Social Support and Child Health
It still takes a village: An epidemiological study of the role of social supports in understanding unexpected health states in young people
What was studied?
The goal of this research was see what role social support had in the perceived health of young Canadians of different affluence, specifically youth who deviate from the expected health-wealth relationship. Social support was evaluated at a variety of levels including home, neighbourhoods, school, and peer groups.
Who was studied?
This study used information on Canadian youth gathered through the 2009/2010 Health Behaviour in School-aged Children Survey. Specifically, this study looked at data from 26,078 youth ages 11-15 from all across Canada.
What was found?
Among youth of low reported affluence, perceived health improved with increased social support.
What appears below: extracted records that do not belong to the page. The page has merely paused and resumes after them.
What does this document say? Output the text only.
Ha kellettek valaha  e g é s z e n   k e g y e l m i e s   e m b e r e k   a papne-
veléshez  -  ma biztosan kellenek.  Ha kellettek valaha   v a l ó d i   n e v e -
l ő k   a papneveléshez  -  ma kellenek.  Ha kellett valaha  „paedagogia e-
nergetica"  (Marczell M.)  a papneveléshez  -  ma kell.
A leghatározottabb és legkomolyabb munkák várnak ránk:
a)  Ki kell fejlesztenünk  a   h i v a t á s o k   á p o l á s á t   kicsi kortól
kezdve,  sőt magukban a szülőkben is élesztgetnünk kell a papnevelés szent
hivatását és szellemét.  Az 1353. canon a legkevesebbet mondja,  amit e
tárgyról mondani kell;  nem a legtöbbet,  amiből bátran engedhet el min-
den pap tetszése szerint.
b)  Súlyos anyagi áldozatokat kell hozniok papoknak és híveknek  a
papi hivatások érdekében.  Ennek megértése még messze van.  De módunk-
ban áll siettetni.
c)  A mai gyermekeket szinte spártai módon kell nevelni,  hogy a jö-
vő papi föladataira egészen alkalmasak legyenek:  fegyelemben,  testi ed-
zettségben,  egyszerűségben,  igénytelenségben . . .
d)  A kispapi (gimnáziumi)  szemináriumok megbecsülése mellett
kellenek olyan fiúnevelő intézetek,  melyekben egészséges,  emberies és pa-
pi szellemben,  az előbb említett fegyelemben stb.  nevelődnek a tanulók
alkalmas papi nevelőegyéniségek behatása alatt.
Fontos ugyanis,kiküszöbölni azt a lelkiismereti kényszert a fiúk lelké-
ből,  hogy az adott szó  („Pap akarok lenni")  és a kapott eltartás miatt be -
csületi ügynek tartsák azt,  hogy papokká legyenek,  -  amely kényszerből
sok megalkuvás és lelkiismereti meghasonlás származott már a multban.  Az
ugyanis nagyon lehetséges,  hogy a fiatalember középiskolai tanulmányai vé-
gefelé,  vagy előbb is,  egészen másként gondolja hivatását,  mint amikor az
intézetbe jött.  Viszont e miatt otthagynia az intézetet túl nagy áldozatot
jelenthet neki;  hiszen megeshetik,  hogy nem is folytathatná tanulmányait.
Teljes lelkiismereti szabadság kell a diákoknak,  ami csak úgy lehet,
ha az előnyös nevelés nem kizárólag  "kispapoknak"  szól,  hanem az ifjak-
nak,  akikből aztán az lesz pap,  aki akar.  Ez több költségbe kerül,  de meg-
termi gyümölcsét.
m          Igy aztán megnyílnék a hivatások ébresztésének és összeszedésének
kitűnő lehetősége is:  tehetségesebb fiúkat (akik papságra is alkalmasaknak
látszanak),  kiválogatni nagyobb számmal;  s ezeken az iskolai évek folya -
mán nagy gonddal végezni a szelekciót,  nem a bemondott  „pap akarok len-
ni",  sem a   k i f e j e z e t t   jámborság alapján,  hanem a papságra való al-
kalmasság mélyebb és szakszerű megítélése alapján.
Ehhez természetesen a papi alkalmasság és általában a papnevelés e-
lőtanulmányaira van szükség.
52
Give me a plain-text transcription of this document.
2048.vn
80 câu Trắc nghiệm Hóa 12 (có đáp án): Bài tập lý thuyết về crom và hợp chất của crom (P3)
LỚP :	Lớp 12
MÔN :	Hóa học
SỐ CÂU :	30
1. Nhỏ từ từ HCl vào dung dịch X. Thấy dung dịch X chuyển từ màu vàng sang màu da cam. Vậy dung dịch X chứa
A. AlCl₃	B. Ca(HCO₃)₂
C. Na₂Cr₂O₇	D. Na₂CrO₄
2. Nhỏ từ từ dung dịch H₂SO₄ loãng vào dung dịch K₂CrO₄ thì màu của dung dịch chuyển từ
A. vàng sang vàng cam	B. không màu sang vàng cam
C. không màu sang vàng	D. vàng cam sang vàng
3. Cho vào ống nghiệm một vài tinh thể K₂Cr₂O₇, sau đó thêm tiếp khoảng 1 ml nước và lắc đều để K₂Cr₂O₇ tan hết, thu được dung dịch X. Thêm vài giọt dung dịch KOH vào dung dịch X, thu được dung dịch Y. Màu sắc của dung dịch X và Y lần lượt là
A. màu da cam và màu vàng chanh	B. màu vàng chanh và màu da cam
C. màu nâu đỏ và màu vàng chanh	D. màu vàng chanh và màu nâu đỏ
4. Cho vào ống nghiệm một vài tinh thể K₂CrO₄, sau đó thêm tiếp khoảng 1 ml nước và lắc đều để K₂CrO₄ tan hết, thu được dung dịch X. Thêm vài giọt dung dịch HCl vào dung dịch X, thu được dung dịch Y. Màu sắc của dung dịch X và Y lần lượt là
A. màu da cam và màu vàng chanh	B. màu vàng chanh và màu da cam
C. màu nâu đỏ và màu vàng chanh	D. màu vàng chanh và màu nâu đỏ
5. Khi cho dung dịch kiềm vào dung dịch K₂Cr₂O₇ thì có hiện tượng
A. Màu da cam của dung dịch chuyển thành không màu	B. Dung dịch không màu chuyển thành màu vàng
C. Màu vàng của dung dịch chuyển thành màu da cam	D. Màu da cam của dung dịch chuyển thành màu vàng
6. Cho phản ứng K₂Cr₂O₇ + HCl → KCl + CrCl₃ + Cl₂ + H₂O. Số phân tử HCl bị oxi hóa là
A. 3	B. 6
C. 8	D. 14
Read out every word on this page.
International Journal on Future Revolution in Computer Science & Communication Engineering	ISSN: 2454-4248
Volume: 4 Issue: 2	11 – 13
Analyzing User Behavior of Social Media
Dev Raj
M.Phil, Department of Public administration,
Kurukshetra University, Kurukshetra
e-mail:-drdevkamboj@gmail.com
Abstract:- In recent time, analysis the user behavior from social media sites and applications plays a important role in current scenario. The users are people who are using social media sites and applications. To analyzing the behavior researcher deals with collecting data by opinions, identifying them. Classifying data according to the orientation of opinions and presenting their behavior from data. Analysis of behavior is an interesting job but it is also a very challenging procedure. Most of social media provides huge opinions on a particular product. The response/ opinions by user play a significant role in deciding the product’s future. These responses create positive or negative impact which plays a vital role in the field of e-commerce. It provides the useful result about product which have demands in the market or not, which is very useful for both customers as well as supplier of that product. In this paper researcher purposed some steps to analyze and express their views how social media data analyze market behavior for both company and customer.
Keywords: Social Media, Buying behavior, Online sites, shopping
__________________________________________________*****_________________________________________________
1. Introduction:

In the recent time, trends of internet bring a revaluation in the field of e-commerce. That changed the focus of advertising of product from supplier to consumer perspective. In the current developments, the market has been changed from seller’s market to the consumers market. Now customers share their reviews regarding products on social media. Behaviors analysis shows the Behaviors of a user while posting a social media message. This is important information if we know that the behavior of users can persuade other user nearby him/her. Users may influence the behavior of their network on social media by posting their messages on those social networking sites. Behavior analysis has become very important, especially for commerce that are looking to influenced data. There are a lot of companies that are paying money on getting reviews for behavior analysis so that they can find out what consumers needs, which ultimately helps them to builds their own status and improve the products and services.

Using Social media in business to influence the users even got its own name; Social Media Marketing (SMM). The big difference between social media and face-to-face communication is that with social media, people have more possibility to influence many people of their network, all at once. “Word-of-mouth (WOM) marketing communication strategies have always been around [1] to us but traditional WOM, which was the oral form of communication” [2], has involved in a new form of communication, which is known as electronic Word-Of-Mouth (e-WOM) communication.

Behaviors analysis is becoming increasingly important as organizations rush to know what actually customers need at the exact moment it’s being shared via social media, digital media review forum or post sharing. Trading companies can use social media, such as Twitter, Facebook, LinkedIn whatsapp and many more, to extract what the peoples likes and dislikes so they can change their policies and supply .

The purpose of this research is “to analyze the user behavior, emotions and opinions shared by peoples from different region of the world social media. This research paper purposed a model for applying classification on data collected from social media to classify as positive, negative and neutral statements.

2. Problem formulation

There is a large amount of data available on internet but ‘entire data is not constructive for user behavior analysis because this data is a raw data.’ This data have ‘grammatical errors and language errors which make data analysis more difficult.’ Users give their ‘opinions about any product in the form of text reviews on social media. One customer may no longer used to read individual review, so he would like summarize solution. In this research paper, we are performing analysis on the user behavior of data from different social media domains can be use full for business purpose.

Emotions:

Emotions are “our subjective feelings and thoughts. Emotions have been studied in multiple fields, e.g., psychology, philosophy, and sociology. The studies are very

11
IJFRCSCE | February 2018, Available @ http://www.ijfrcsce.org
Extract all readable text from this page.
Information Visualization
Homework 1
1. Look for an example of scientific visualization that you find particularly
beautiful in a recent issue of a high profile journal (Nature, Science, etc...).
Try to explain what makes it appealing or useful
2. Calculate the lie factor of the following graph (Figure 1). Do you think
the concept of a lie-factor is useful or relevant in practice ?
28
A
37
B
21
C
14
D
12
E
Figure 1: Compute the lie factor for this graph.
For youth of high self-reported affluence, there was decrease in perceived health associated with decreased social support. The relationship between social support and perceived health was stronger among less affluent youth. Social supports such as parental trust and understanding, and participation in group activities are particularly important. This study shows the importance of cumulative levels of social support.
What should parents and caregivers take out of this?
Social support plays an important role in a young person’s perceived health. Parents should consider helping their child to create social supports from all different levels including home, neighbourhoods, school, and peer groups.